Is LBS *maliciously* racist? Not at all. It is a product of its times and as such, is rather benign. Bannerman does not use dialect and malapropisms. She does not deliberately or even consciously ridicule Little Black Sambo. In fact, there is a tension in the story between the illustrations and the story line. In the story line LBS is quite a wonderful character. The illustrations tend toward stereotypes. What is interesting is that Bannerman did a series of stories about Little Black Sambo. There are five additional stories, in fact, and the illustrations in these deemphasize Sambo's blackness. He is almost depicted as a little white boy with dark skin. I don't know if LBS is the problem now that it was in the forties when I was a child. Then, LBS was about the only children's book in which I could see myself. That is not so any longer. As long as LBS is one book among all the others depicting blacks, what's to be afraid of? As for all those who feel guilty in retrospect -- there is no need to. We are all bound by the culture in which we live. Our culture roots us and limits us simultaneously. And cultures change and what was acceptable at one time is less acceptable at another. That does not mean the previous acceptance was wrong. We didn't know then what we know now. However, I would be hesitant to assert, as someone did, that his daughter was exposed to LBS and there is not the "slightest tinge of racism in her little body." Racism is not a quality of existence; it is attitudes and it is acts. Racism is not only malevolent and crude; it is also expressed innocently and unconsciously, without malice aforethought. Each and every one of us is capable of expressing racism, despite our best intentions. Sometimes we make ourselves appear absurd in our earnest efforts not to say or do or think anything that might even remotely appear to be racist. As absurd as we sometimes may appear to "get it right", I think I prefer that to the certainty that one or one's child is free of racism. I hope it is clear that I am not attacking anyone, nor anyone's child. It is just that I get very nervous when a white person tells me they aren't racist. After all, why did they assume I might think they were?

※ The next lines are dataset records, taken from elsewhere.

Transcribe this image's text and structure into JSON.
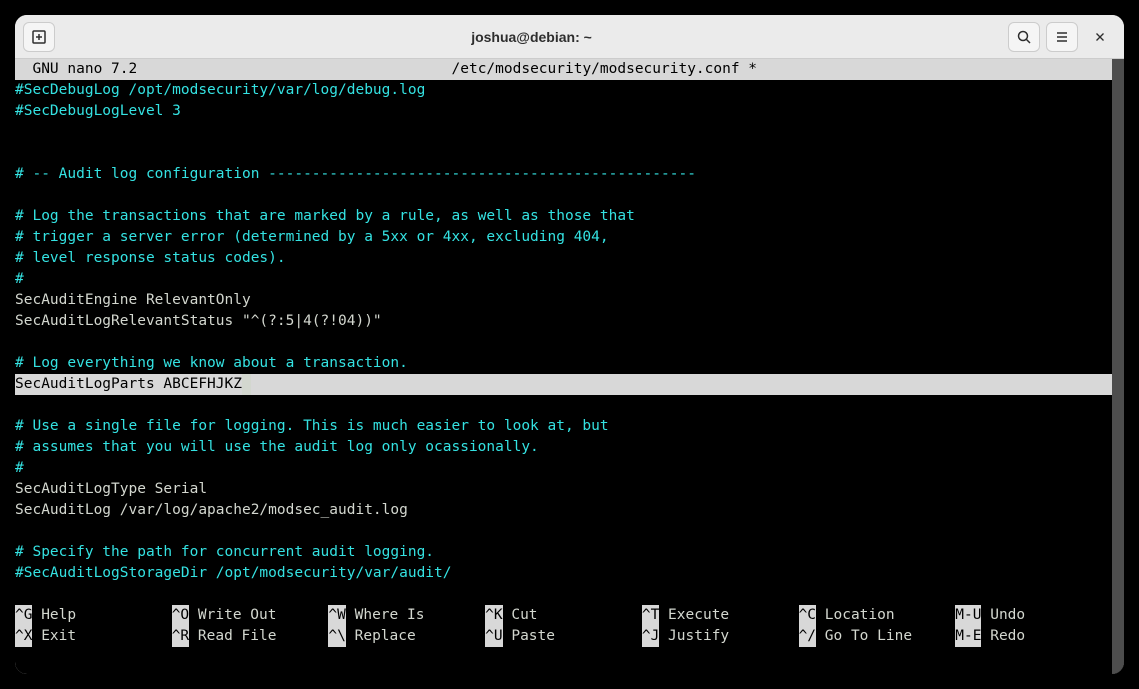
{
  "window": {
    "title": "joshua@debian: ~"
  },
  "editor": {
    "app_version": "  GNU nano 7.2",
    "filename": "/etc/modsecurity/modsecurity.conf *"
  },
  "lines": {
    "l1": "#SecDebugLog /opt/modsecurity/var/log/debug.log",
    "l2": "#SecDebugLogLevel 3",
    "l3": "# -- Audit log configuration -------------------------------------------------",
    "l4": "# Log the transactions that are marked by a rule, as well as those that",
    "l5": "# trigger a server error (determined by a 5xx or 4xx, excluding 404,",
    "l6": "# level response status codes).",
    "l7": "#",
    "l8": "SecAuditEngine RelevantOnly",
    "l9": "SecAuditLogRelevantStatus \"^(?:5|4(?!04))\"",
    "l10": "# Log everything we know about a transaction.",
    "l11": "SecAuditLogParts ABCEFHJKZ",
    "l12": "# Use a single file for logging. This is much easier to look at, but",
    "l13": "# assumes that you will use the audit log only ocassionally.",
    "l14": "#",
    "l15": "SecAuditLogType Serial",
    "l16": "SecAuditLog /var/log/apache2/modsec_audit.log",
    "l17": "# Specify the path for concurrent audit logging.",
    "l18": "#SecAuditLogStorageDir /opt/modsecurity/var/audit/"
  },
  "shortcuts": [
    {
      "key": "^G",
      "label": " Help"
    },
    {
      "key": "^O",
      "label": " Write Out"
    },
    {
      "key": "^W",
      "label": " Where Is"
    },
    {
      "key": "^K",
      "label": " Cut"
    },
    {
      "key": "^T",
      "label": " Execute"
    },
    {
      "key": "^C",
      "label": " Location"
    },
    {
      "key": "M-U",
      "label": " Undo"
    },
    {
      "key": "^X",
      "label": " Exit"
    },
    {
      "key": "^R",
      "label": " Read File"
    },
    {
      "key": "^\\",
      "label": " Replace"
    },
    {
      "key": "^U",
      "label": " Paste"
    },
    {
      "key": "^J",
      "label": " Justify"
    },
    {
      "key": "^/",
      "label": " Go To Line"
    },
    {
      "key": "M-E",
      "label": " Redo"
    }
  ]
}
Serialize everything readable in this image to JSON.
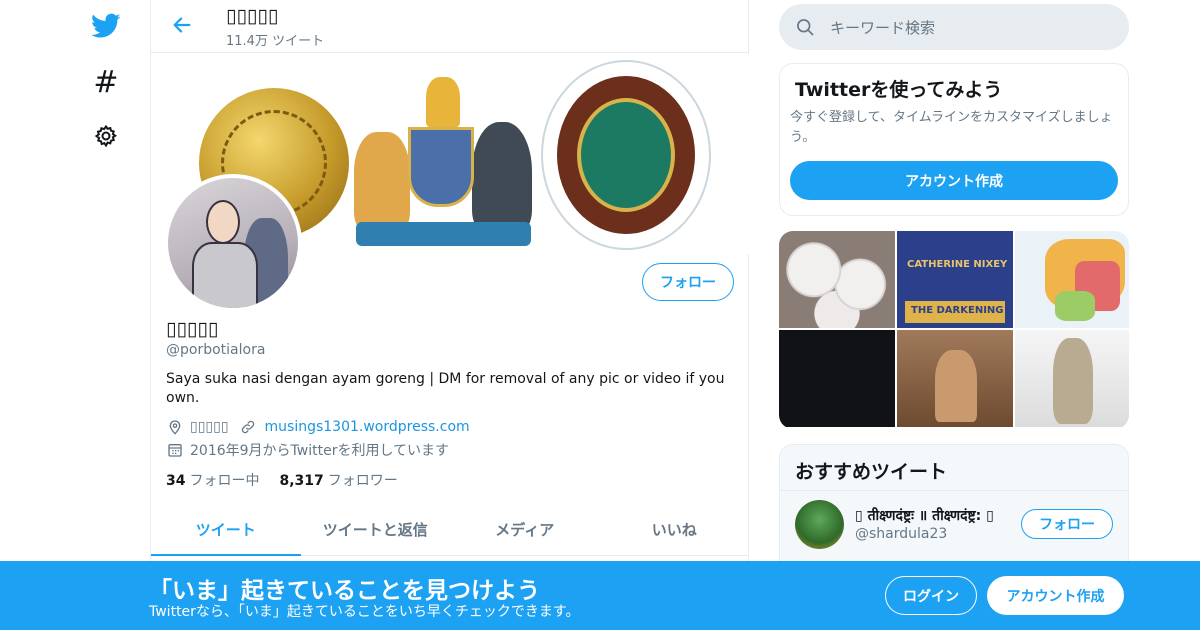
{
  "colors": {
    "brand": "#1da1f2",
    "link": "#1b95e0",
    "text": "#14171a",
    "secondary": "#657786",
    "border": "#e6ecf0"
  },
  "nav": {
    "icons": [
      "twitter-bird-icon",
      "hashtag-icon",
      "gear-icon"
    ]
  },
  "header": {
    "name": "▯▯▯▯▯",
    "tweet_count": "11.4万 ツイート"
  },
  "profile": {
    "name": "▯▯▯▯▯",
    "handle": "@porbotialora",
    "follow_label": "フォロー",
    "bio": "Saya suka nasi dengan ayam goreng | DM for removal of any pic or video if you own.",
    "location": "▯▯▯▯▯",
    "url": "musings1301.wordpress.com",
    "joined": "2016年9月からTwitterを利用しています",
    "following_count": "34",
    "following_label": "フォロー中",
    "followers_count": "8,317",
    "followers_label": "フォロワー"
  },
  "tabs": [
    {
      "label": "ツイート",
      "active": true
    },
    {
      "label": "ツイートと返信",
      "active": false
    },
    {
      "label": "メディア",
      "active": false
    },
    {
      "label": "いいね",
      "active": false
    }
  ],
  "search": {
    "placeholder": "キーワード検索"
  },
  "signup_card": {
    "title": "Twitterを使ってみよう",
    "text": "今すぐ登録して、タイムラインをカスタマイズしましょう。",
    "button": "アカウント作成"
  },
  "media_thumbs": {
    "book_author": "CATHERINE NIXEY",
    "book_title": "THE DARKENING"
  },
  "recommended": {
    "title": "おすすめツイート",
    "name": "▯ तीक्ष्णदंष्ट्रः ॥ तीक्ष्णदंष्ट्र: ▯",
    "handle": "@shardula23",
    "follow_label": "フォロー"
  },
  "bottom_bar": {
    "title": "「いま」起きていることを見つけよう",
    "subtitle": "Twitterなら、「いま」起きていることをいち早くチェックできます。",
    "login": "ログイン",
    "signup": "アカウント作成"
  }
}
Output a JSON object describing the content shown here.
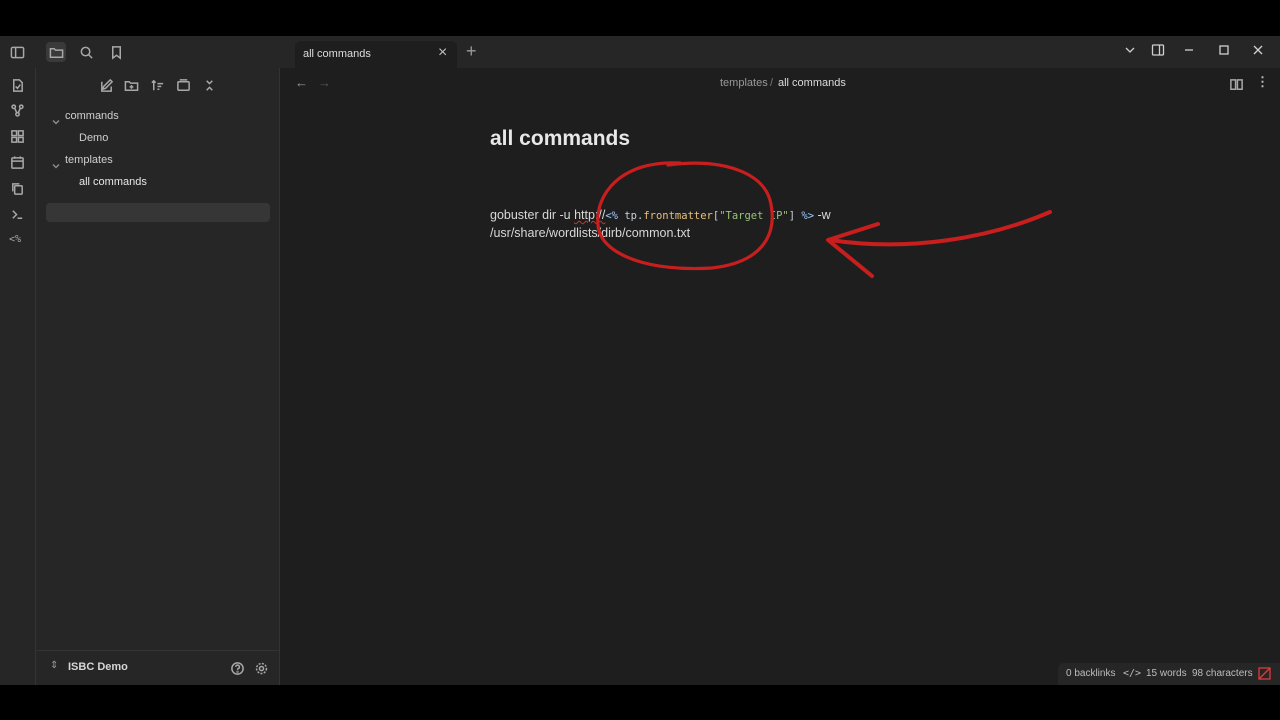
{
  "tab": {
    "title": "all commands",
    "close": "×",
    "new": "+"
  },
  "breadcrumb": {
    "folder": "templates",
    "sep": "/",
    "file": "all commands"
  },
  "sidebar": {
    "tree": [
      {
        "label": "commands",
        "type": "folder"
      },
      {
        "label": "Demo",
        "type": "file"
      },
      {
        "label": "templates",
        "type": "folder"
      },
      {
        "label": "all commands",
        "type": "file",
        "selected": true
      }
    ],
    "vault_name": "ISBC Demo"
  },
  "document": {
    "title": "all commands",
    "line1_prefix": "gobuster dir -u ",
    "line1_http": "http://",
    "tpl_open": "<%",
    "tpl_obj": " tp.",
    "tpl_prop": "frontmatter",
    "tpl_br_open": "[",
    "tpl_str": "\"Target IP\"",
    "tpl_br_close": "] ",
    "tpl_close": "%>",
    "line1_suffix": " -w",
    "line2": "/usr/share/wordlists/dirb/common.txt"
  },
  "statusbar": {
    "backlinks": "0 backlinks",
    "code_icon": "</>",
    "words": "15 words",
    "characters": "98 characters"
  },
  "ribbon_icons": [
    "open-quick-switcher-icon",
    "graph-view-icon",
    "canvas-icon",
    "daily-notes-icon",
    "copy-icon",
    "command-palette-icon",
    "templater-icon"
  ],
  "colors": {
    "accent_annotation": "#c81e1e",
    "background": "#1e1e1e",
    "sidebar": "#262626"
  }
}
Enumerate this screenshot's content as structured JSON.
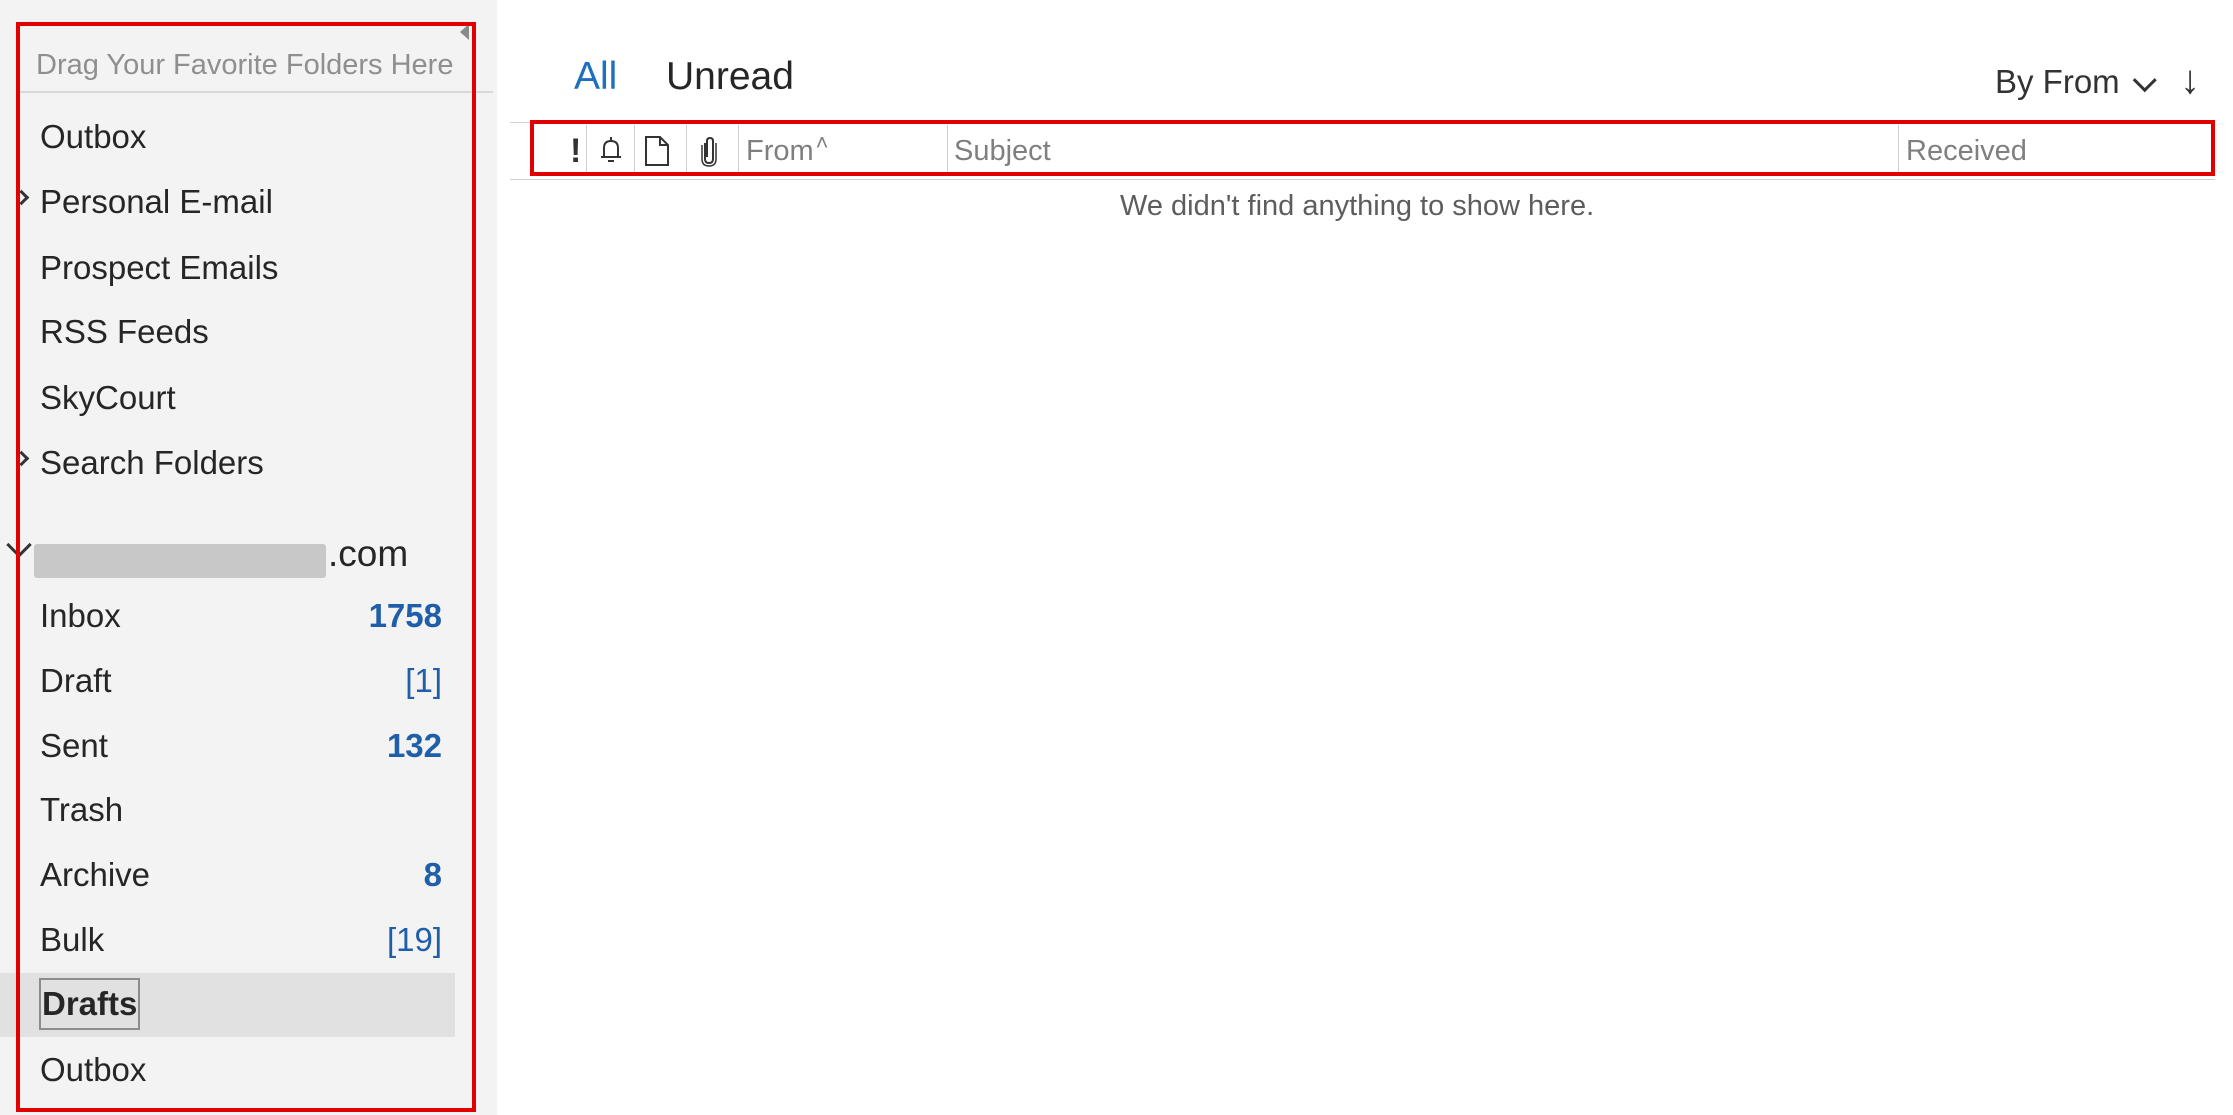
{
  "folder_pane": {
    "favorites_hint": "Drag Your Favorite Folders Here",
    "top_folders": [
      {
        "label": "Outbox",
        "expandable": false
      },
      {
        "label": "Personal E-mail",
        "expandable": true
      },
      {
        "label": "Prospect Emails",
        "expandable": false
      },
      {
        "label": "RSS Feeds",
        "expandable": false
      },
      {
        "label": "SkyCourt",
        "expandable": false
      },
      {
        "label": "Search Folders",
        "expandable": true
      }
    ],
    "account": {
      "label": ".com",
      "expanded": true
    },
    "account_folders": [
      {
        "label": "Inbox",
        "count": "1758",
        "count_style": "bold"
      },
      {
        "label": "Draft",
        "count": "[1]",
        "count_style": "bracket"
      },
      {
        "label": "Sent",
        "count": "132",
        "count_style": "bold"
      },
      {
        "label": "Trash",
        "count": "",
        "count_style": ""
      },
      {
        "label": "Archive",
        "count": "8",
        "count_style": "bold"
      },
      {
        "label": "Bulk",
        "count": "[19]",
        "count_style": "bracket"
      },
      {
        "label": "Drafts",
        "count": "",
        "count_style": "",
        "selected": true
      },
      {
        "label": "Outbox",
        "count": "",
        "count_style": ""
      }
    ]
  },
  "message_list": {
    "tabs": [
      {
        "label": "All",
        "active": true
      },
      {
        "label": "Unread",
        "active": false
      }
    ],
    "sort_by": "By From",
    "sort_direction_glyph": "↓",
    "columns": {
      "importance_glyph": "!",
      "from": "From",
      "from_sort_glyph": "˄",
      "subject": "Subject",
      "received": "Received"
    },
    "empty_message": "We didn't find anything to show here."
  },
  "colors": {
    "accent": "#1f6fbf",
    "count": "#1f5ea8",
    "highlight": "#e00000",
    "pane_bg": "#f3f3f3"
  }
}
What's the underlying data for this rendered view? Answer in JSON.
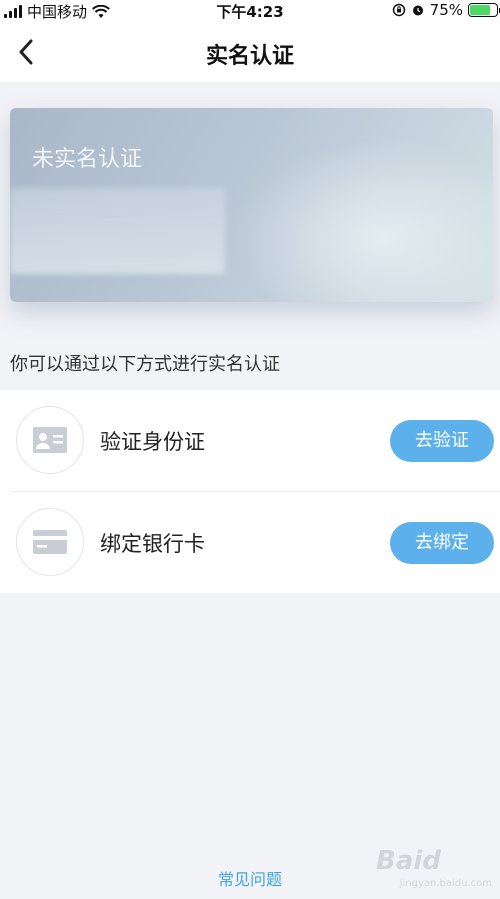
{
  "status_bar": {
    "carrier": "中国移动",
    "time": "下午4:23",
    "battery_percent": "75%",
    "battery_level": 0.75
  },
  "nav": {
    "back_icon": "chevron-left-icon",
    "title": "实名认证"
  },
  "card": {
    "status_text": "未实名认证"
  },
  "hint": "你可以通过以下方式进行实名认证",
  "methods": [
    {
      "icon": "id-card-icon",
      "label": "验证身份证",
      "action": "去验证"
    },
    {
      "icon": "bank-card-icon",
      "label": "绑定银行卡",
      "action": "去绑定"
    }
  ],
  "footer": {
    "faq_label": "常见问题"
  },
  "watermark": {
    "text": "Baid",
    "sub": "jingyan.baidu.com"
  },
  "colors": {
    "accent": "#5cb1ec",
    "link": "#3fa3e5",
    "background": "#f2f3f7",
    "battery": "#4cd964"
  }
}
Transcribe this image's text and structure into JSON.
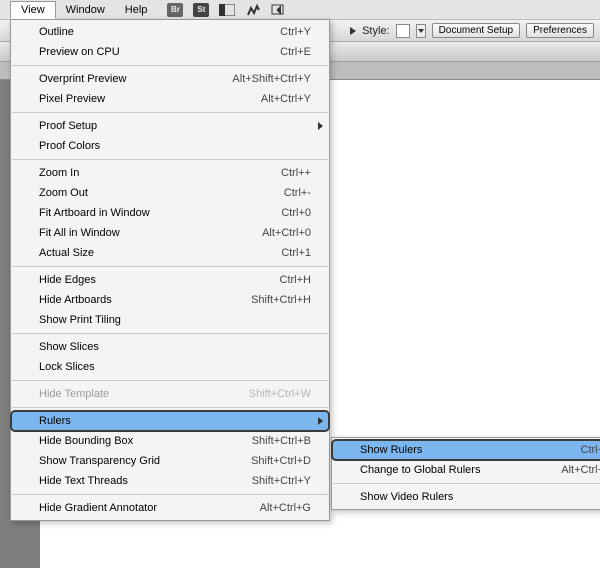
{
  "menubar": {
    "view": "View",
    "window": "Window",
    "help": "Help"
  },
  "secondbar": {
    "style_label": "Style:",
    "doc_setup": "Document Setup",
    "preferences": "Preferences"
  },
  "view_menu": {
    "outline": {
      "label": "Outline",
      "sc": "Ctrl+Y"
    },
    "preview_gpu": {
      "label": "Preview on CPU",
      "sc": "Ctrl+E"
    },
    "overprint": {
      "label": "Overprint Preview",
      "sc": "Alt+Shift+Ctrl+Y"
    },
    "pixel": {
      "label": "Pixel Preview",
      "sc": "Alt+Ctrl+Y"
    },
    "proof_setup": {
      "label": "Proof Setup"
    },
    "proof_colors": {
      "label": "Proof Colors"
    },
    "zoom_in": {
      "label": "Zoom In",
      "sc": "Ctrl++"
    },
    "zoom_out": {
      "label": "Zoom Out",
      "sc": "Ctrl+-"
    },
    "fit_artboard": {
      "label": "Fit Artboard in Window",
      "sc": "Ctrl+0"
    },
    "fit_all": {
      "label": "Fit All in Window",
      "sc": "Alt+Ctrl+0"
    },
    "actual_size": {
      "label": "Actual Size",
      "sc": "Ctrl+1"
    },
    "hide_edges": {
      "label": "Hide Edges",
      "sc": "Ctrl+H"
    },
    "hide_artboards": {
      "label": "Hide Artboards",
      "sc": "Shift+Ctrl+H"
    },
    "show_print_tiling": {
      "label": "Show Print Tiling"
    },
    "show_slices": {
      "label": "Show Slices"
    },
    "lock_slices": {
      "label": "Lock Slices"
    },
    "hide_template": {
      "label": "Hide Template",
      "sc": "Shift+Ctrl+W"
    },
    "rulers": {
      "label": "Rulers"
    },
    "hide_bounding": {
      "label": "Hide Bounding Box",
      "sc": "Shift+Ctrl+B"
    },
    "show_transparency": {
      "label": "Show Transparency Grid",
      "sc": "Shift+Ctrl+D"
    },
    "hide_text_threads": {
      "label": "Hide Text Threads",
      "sc": "Shift+Ctrl+Y"
    },
    "hide_gradient": {
      "label": "Hide Gradient Annotator",
      "sc": "Alt+Ctrl+G"
    }
  },
  "rulers_submenu": {
    "show_rulers": {
      "label": "Show Rulers",
      "sc": "Ctrl+R"
    },
    "change_global": {
      "label": "Change to Global Rulers",
      "sc": "Alt+Ctrl+R"
    },
    "show_video": {
      "label": "Show Video Rulers"
    }
  }
}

One final thought: We are living in an age when we no longer share assumptions about what it means to be human. In the classroom I find myself confronted by women students who complain if there are no books by women on the syllabus, or not an equal number, by black students who say white authors have no relevance to them, by gay students who object to reading about heterosexual relations. Perhaps some of our salvation from this kind of madness will come when we regain that attitude we had as children: "Wow! That was a good book. I really enjoyed it!"

"Why, dear?"

"I don't know. Just did."

We don't always need to justify what we like or don't like. Sometimes "just did" is justification enough.

From: Sharyn November

Thank you, Julius Lester! Thanks, that is, for reminding us all about the simplest response to a wonderful book: "I just liked it." (That, as someone recently remarked, is the reason why children do not review books for the Sunday TIMES.) Of course it's good to know WHY you like something. And it's important to read a range of writers -- male, female, hundreds of years old, written last year, etc. It is dangerous to confine oneself to one's own milieu. I would certainly not want to read only books about Jews from Long Island! (I don't think anyone on this listserv would.)

There is a place for the intellectualization of our likes and dislikes. One hopes that it happens after we know how we FEEL about what we read. Otherwise, we are machines.